从珍宝阁回府,在自己院子吐了一缸血,人便没了知觉。
晕晕乎乎,模模糊糊的只有一些意识,只感觉无数人影在自己面前走动。
后面被人抱着起来灌了一碗苦药,终于睡得沉了些。
后来又陷入昏睡当中,其中醒来过一次,看不清眼前人是谁,只拉住那人衣袖问道:“二哥哥回来了吗?”
“哪个二哥哥?”
“就是从小到大陪我一起长大的二哥哥呀。”
那人默了默才回答:“回来了,他一直等着你呢。”
顾望筠这才放手,可是心中不由得埋怨,回来了也不来看看我。
安心睡下,梦里,顾望筠回到小时候。
那是改变她命运的五岁。
五岁那年,朝中局势突变,原是光荣致仕的太爷顾京突然卷入一起巫蛊案之中,京城中流言纷纷,说是顾家卷入这等事情,必定要诛个九族了。
不过五岁的顾望筠不知道。那时她只觉得家中纷乱,平日里常陪她玩的丫鬟都不理她了。
那日母亲生日,她躲到母亲房中想要给母亲一个惊喜。
母亲已经很久没抱过她,没对她笑过了,她想让母亲高兴些。
她躲在母亲门外的草丛里,听到母亲和父亲一起进来,两人开始说话。说了什么顾望筠不记得了,只晓得她晕了过去,醒过来的时候被绑匪绑去。

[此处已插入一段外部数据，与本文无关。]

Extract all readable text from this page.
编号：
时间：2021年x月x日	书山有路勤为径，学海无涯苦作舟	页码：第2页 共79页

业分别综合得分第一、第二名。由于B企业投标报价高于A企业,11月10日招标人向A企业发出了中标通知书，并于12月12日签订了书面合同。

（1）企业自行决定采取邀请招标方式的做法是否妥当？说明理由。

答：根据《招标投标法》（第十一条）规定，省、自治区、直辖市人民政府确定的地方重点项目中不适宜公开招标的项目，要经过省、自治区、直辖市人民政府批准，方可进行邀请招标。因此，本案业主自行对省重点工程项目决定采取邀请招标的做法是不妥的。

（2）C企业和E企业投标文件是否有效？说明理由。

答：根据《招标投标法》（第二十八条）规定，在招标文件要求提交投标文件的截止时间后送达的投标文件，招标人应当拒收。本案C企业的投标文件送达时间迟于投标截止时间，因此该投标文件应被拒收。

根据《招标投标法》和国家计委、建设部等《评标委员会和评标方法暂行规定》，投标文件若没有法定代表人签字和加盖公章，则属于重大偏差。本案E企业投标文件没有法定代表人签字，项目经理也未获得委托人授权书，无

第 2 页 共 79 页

绑匪没杀她,只不过威胁着要砍了她的手,也没砍手,只是拔了几根指甲而已。说来也是奇怪,那时她连路都走不了几步,却硬生生扛了过来。
后来她被救了回来,生了大病。病中,太爷顾京回来了,解了顾家的危机。
太爷怜她身体虚弱,帮她治好病,带她去老家瑞州养病,也是在瑞州,她认识越云峥。两人宠她,不仅帮她将一身病治好,还教她读书识字。
十三岁,太爷让她回京城承欢膝下。
不仅没能承欢,反而闹出这一波事。
罢了罢了,等二哥哥回来她定是要走的。
顾望筠在一个艳阳天醒来,入眼的便是明显瘦了许多的绿枝。绿枝先抱着顾望筠痛哭半场,被福嬷嬷拉开,福嬷嬷又抱着顾望筠哭了半场。
等问起来,原来发觉自己已经睡了半个月。
“明日便是大少爷的婚宴了,小姐醒的可真是时候。”
随后,顾望筠被告知了她晕倒这段时间,顾家发生了什么。
首先,顾望容很快就醒来了。醒来之后不但没生病,还气得要将那日绑了她的刀疤脸杀了,结果听闻那人那日便死了,还不信邪,非要闹着去看尸体,看完之后回来,便呕吐不休,直到今日还病怏怏地待在床上。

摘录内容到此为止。